She ended by doing something very much more audacious: she sang the second air of the Queen of the Night from The Magic Flute.

The composer’s feelings may be adjudged from his remarks in his Souvenirs: “What a prodigious voice! Three octaves, either forte or pianissimo!”

He did not waste any time. His publisher was urging him to set a poem on a Byzantine subject, Esclarmonde, to music, and, with Sybil Sanderson in mind, he went to work directly on the score. Esclarmonde, in which Massenet pays his tribute to Wagner—the subject suggests Parsifal and Tristan und Isolde, to say nothing of Armide—was produced at the Opéra-Comique during the Paris Exposition of 1889. It was given 101 times before Miss Sanderson went to Brussels.

Before her début Sybil Sanderson was scarcely known in Paris. It was rumored among artists that Massenet had written an opera for a fair Californian (she was the daughter of Judge S. W. Sanderson, of the Supreme Court) who was being trained by the master to play the title part, and some few had seen Massenet dining at a restaurant in the Rue Daunou with an American girl, accompanied by a lady who, judging from the likeness of the two, was probably her mother. Then came her début, and all Paris was talking about La Belle Sanderson, and the extraordinary range of her voice.

Thaïs, the famous opera of the monk and the Alexandrian courtesan, was also written for Miss Sanderson. While Massenet was composing it the singer was appearing three times a week at the Opéra-Comique in Manon. It was therefore for that theatre that Thaïs was destined. However, Miss Sanderson, like many another artist before and since, moved by a sudden caprice, signed a contract with Gailhard to sing at the Opéra, without taking the trouble to inform Carvalho, then manager of the Opéra-Comique. Massenet did not hesitate. He wrote to Gailhard: “You have the artist; the work must follow her!”

Thaïs was produced March 16, 1894—and failed! At that time the book was considered a trifle indelicate! Even Sybil Sanderson’s popularity could not save it. In 1898 the work was revived with Mme. Berthet in the title part. For this reprise Massenet wrote a new scene in the oasis and the scene of the ballet, which have always been omitted in American representations, except in Boston.
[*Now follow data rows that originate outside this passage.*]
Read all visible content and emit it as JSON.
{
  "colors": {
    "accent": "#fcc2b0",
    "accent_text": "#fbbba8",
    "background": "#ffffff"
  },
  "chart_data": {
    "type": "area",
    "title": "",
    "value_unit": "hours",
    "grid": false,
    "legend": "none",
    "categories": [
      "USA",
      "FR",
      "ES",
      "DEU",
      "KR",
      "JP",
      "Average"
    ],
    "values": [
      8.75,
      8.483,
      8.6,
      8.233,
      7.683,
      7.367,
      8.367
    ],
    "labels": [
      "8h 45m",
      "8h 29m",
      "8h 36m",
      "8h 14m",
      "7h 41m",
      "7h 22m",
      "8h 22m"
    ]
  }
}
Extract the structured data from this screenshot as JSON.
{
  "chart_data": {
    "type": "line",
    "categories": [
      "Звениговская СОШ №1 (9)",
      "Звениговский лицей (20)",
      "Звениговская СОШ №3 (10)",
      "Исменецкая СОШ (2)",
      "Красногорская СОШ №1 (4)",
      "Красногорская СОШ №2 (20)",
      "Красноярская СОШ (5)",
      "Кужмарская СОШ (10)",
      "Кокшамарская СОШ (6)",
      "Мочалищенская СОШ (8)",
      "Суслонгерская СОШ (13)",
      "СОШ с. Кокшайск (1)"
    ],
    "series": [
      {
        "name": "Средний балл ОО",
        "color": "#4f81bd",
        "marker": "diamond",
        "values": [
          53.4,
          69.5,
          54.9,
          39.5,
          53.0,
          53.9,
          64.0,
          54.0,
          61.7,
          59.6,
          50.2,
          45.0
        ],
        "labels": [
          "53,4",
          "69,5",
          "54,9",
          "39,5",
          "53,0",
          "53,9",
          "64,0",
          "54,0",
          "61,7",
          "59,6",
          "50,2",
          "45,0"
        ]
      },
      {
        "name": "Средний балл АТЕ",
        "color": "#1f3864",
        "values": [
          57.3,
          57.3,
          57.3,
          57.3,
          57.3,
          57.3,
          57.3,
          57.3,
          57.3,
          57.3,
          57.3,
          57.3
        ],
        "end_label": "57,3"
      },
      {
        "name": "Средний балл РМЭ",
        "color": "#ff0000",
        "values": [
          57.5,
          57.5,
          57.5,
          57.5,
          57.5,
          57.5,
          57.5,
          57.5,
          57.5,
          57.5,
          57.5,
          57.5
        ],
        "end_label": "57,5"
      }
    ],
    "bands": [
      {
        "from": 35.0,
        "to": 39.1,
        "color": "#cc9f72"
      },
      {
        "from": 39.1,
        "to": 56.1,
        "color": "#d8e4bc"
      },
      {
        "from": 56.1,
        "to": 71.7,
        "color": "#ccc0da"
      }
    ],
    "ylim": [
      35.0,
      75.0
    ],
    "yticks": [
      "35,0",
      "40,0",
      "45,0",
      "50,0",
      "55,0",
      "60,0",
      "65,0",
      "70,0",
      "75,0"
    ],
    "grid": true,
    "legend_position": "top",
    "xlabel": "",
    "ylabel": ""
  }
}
Lina Cavalieri sang the work in Paris in 1907. Since then it has never been long from the affiches of the Opéra, while in America it has become one of the most popular of modern operas, thanks to Mary Garden, who made her American début in the title rôle, and subsequently prevented Lina Cavalieri from singing it in New York. While he was writing Thaïs Massenet always kept a tiny figurine on his writing table. This had been made for him by Gérome, and served him as his present inspiration.

Here is the tribute that Massenet pays to Sybil Sanderson in his “Souvenirs”: “Sybil Sanderson!... It is only with poignant emotion that I recall this singer struck by pitiless Death, in her full beauty, in the glory of her talent. Ideal Manon at the Opéra-Comique; unforgettable Thaïs at the Opéra; these rôles identified themselves with her temperament, one of the most magnificently gifted that I have ever known. An invincible vocation called her to the theatre, there to become the ardent interpreter of many of my works; but also, for us, what joy to write operas and rôles for the artists who realize our dreams!...

“The silent crowd which pressed on the way of the cortège which led Sybil Sanderson to her last home was considerable. Over it a veil of sadness seemed to hang. Albert Carré and I followed the coffin. We walked directly behind what remained of her beauty, grace, and talent, and Carré, interpreting the feelings of the people about us, said:

“‘She was loved.’”

It is to the “Souvenirs” also that we must turn for a description of the selection of the first Manon. Mme. Carvalho sighed when she heard the music, and breathed the wish that she was twenty years younger, so that she might sing it. Characteristically, Massenet dedicated the score to her. He wanted Mme. Vaillant-Couturier, then singing an operetta of Lecocq’s at the Nouveautés, for the opera.